Superconducting states and depinning transitions of Josephson ladders

TL;DR

This paper analyzes the stability and transitions of superconducting states in Josephson ladder arrays, providing analytical approximations, bifurcation-based depinning currents, and stability diagrams considering edge effects.

Contribution

It introduces analytical methods for pinned states in Josephson ladders, incorporating edge effects and deriving stability criteria and phase diagrams.

Findings

Analytical approximations for superconducting states as functions of current and frustration.

Formulas for depinning currents and critical frustrations at bifurcations.

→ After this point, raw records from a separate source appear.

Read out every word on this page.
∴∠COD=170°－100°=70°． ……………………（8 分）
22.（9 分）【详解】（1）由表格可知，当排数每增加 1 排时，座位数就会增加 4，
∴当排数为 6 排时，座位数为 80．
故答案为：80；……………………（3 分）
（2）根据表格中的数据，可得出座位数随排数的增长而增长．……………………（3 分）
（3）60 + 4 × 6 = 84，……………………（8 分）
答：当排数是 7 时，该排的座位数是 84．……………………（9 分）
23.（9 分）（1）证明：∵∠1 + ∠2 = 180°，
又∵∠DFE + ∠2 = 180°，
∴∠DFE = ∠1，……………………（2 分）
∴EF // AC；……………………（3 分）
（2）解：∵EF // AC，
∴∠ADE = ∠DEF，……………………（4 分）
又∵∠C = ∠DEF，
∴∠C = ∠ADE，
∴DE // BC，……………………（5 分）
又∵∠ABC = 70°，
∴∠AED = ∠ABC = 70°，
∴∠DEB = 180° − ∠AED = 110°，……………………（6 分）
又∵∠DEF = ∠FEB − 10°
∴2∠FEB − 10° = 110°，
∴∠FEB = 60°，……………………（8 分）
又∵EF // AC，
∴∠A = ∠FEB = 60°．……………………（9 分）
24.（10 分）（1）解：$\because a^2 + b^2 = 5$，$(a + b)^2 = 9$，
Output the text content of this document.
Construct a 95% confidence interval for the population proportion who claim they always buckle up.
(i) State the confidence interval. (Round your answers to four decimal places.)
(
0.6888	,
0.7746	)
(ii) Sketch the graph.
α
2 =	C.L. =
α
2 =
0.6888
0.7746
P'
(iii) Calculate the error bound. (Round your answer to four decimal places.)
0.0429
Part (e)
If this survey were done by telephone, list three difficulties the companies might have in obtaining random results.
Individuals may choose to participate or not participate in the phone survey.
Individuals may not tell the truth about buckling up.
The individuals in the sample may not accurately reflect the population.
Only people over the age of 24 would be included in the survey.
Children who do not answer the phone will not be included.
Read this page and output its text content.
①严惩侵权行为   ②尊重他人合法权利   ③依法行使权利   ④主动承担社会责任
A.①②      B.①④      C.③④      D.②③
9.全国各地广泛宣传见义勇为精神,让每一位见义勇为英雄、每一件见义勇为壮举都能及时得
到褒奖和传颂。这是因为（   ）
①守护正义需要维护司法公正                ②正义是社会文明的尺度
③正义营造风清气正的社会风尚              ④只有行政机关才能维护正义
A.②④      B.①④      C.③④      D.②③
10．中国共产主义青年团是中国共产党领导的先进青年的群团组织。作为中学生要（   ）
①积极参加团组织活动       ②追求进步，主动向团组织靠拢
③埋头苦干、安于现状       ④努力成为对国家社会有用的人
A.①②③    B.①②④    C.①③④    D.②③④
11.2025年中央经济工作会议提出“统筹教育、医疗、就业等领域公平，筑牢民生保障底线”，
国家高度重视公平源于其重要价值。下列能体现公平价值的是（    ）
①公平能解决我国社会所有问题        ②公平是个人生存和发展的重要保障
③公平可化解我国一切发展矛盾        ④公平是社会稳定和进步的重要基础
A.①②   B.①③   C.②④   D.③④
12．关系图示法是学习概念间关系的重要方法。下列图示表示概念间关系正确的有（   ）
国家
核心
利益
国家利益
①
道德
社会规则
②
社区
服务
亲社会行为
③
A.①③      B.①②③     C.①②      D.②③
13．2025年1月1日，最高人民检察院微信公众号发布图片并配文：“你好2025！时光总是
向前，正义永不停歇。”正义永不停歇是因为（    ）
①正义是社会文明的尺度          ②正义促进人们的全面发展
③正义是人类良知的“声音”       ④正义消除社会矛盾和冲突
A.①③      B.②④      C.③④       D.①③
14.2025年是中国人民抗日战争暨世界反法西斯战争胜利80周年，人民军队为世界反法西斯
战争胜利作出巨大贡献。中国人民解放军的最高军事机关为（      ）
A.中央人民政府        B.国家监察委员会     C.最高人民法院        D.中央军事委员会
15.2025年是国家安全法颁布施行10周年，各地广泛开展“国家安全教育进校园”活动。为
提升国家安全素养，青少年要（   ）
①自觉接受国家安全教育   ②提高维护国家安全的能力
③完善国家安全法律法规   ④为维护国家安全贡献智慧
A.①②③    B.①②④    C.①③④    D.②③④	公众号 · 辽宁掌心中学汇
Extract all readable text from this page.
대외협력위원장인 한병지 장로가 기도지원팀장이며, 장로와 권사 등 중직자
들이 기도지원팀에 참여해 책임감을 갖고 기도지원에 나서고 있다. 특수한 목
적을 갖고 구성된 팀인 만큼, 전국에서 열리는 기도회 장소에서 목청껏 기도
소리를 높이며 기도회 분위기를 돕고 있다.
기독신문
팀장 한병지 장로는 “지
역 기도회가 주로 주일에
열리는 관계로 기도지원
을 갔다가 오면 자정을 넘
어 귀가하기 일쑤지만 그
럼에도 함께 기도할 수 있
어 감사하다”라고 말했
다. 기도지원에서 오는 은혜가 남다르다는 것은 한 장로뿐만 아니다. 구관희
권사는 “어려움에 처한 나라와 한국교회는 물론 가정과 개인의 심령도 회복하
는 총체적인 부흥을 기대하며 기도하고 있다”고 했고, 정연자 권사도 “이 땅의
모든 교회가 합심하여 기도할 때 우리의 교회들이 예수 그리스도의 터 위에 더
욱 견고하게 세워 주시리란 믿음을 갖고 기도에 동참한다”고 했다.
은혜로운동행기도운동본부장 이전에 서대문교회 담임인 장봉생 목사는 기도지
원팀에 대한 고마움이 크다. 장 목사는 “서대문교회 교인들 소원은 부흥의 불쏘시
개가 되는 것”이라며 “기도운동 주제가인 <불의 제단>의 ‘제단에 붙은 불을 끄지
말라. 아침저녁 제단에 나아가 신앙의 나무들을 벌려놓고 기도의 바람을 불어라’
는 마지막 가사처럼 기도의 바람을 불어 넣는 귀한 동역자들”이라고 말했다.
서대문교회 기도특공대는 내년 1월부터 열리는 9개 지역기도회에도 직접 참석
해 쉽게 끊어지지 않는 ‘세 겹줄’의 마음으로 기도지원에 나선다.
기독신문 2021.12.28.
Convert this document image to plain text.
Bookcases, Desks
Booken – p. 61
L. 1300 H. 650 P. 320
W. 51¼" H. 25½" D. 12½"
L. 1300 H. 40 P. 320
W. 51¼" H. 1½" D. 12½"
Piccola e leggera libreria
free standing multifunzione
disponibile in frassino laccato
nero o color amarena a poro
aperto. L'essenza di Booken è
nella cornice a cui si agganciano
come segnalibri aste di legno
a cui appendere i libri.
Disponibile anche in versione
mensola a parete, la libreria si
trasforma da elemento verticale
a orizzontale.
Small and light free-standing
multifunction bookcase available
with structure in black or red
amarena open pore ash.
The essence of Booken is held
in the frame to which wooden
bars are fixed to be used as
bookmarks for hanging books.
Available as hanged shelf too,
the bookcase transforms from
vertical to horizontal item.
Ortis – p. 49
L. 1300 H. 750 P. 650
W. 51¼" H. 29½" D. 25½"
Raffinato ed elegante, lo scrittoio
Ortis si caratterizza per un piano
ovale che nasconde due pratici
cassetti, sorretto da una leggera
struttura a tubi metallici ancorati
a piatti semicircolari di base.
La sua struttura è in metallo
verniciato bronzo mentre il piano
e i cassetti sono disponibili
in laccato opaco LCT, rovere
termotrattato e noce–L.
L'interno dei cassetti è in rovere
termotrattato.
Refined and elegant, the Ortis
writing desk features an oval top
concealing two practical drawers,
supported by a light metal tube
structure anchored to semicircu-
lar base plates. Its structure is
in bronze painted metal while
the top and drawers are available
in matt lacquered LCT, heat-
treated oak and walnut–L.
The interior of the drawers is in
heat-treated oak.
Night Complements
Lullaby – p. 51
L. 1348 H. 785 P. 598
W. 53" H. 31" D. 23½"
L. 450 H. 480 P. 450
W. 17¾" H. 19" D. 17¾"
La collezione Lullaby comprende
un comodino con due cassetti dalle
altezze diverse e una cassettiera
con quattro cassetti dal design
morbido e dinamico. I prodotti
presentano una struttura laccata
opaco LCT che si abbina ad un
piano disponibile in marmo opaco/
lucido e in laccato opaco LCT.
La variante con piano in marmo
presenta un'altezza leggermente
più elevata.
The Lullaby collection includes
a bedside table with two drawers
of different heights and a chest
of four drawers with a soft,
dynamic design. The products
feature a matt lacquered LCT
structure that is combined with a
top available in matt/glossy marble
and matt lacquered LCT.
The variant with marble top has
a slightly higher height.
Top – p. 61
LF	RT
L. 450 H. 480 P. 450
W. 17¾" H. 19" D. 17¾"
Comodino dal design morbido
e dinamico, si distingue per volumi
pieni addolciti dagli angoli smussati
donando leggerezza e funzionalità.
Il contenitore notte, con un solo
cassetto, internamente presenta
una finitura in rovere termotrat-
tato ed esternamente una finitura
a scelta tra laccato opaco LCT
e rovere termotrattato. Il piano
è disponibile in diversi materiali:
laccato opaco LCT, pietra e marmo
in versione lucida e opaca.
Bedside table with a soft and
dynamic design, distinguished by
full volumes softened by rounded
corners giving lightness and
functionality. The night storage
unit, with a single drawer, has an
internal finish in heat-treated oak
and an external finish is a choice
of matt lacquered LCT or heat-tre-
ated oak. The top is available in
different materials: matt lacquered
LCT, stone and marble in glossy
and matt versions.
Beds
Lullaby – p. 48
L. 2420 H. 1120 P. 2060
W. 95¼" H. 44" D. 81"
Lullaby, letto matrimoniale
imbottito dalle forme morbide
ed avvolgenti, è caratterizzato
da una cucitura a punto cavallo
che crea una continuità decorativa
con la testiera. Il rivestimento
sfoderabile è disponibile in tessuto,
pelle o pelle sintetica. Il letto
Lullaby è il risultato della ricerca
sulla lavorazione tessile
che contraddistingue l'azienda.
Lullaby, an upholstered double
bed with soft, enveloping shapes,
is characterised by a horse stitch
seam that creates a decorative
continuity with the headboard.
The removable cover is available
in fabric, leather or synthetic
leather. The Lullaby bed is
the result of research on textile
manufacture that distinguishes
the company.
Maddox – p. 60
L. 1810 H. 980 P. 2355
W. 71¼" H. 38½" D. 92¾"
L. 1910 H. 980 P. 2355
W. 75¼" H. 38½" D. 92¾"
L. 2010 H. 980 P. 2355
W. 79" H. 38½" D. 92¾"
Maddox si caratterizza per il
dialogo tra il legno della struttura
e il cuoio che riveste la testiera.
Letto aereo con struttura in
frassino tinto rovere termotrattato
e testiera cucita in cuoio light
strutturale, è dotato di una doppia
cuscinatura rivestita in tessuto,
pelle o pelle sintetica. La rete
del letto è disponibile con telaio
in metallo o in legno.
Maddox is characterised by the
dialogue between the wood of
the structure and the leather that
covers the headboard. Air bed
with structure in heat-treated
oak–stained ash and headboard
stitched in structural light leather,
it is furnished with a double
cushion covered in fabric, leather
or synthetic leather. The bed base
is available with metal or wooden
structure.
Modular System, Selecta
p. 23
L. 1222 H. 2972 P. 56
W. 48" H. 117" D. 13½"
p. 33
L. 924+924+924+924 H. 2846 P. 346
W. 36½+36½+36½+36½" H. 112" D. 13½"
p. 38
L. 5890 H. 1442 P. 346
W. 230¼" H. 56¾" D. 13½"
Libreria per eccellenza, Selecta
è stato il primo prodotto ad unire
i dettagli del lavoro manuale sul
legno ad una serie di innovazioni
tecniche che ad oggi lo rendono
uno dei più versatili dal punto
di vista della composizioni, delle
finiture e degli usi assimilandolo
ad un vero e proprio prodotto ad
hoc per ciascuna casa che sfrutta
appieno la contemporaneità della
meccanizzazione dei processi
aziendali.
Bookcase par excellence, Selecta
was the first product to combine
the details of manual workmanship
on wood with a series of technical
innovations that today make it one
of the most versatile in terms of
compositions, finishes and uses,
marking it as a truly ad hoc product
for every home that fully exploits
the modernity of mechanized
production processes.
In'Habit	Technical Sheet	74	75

Comparison of edge-influenced stability diagrams with thermodynamic phase diagrams.

Abstract

We present analytical and numerical studies of pinned superconducting states of open-ended Josephson ladder arrays, neglecting inductances but taking edge effects into account. Treating the edge effects perturbatively, we find analytical approximations for three of these superconducting states -- the no-vortex, fully-frustrated and single-vortex states -- as functions of the dc bias current $I$ and the frustration $f$. Bifurcation theory is used to derive formulas for the depinning currents and critical frustrations at which the superconducting states disappear or lose dynamical stability as $I$ and $f$ are varied. These results are combined to yield a zero-temperature stability diagram of the system with respect to $I$ and $f$. To highlight the effects of the edges, we compare this dynamical stability diagram to the thermodynamic phase diagram for the infinite system where edges have been neglected. We briefly indicate how to extend our methods to include self-inductances.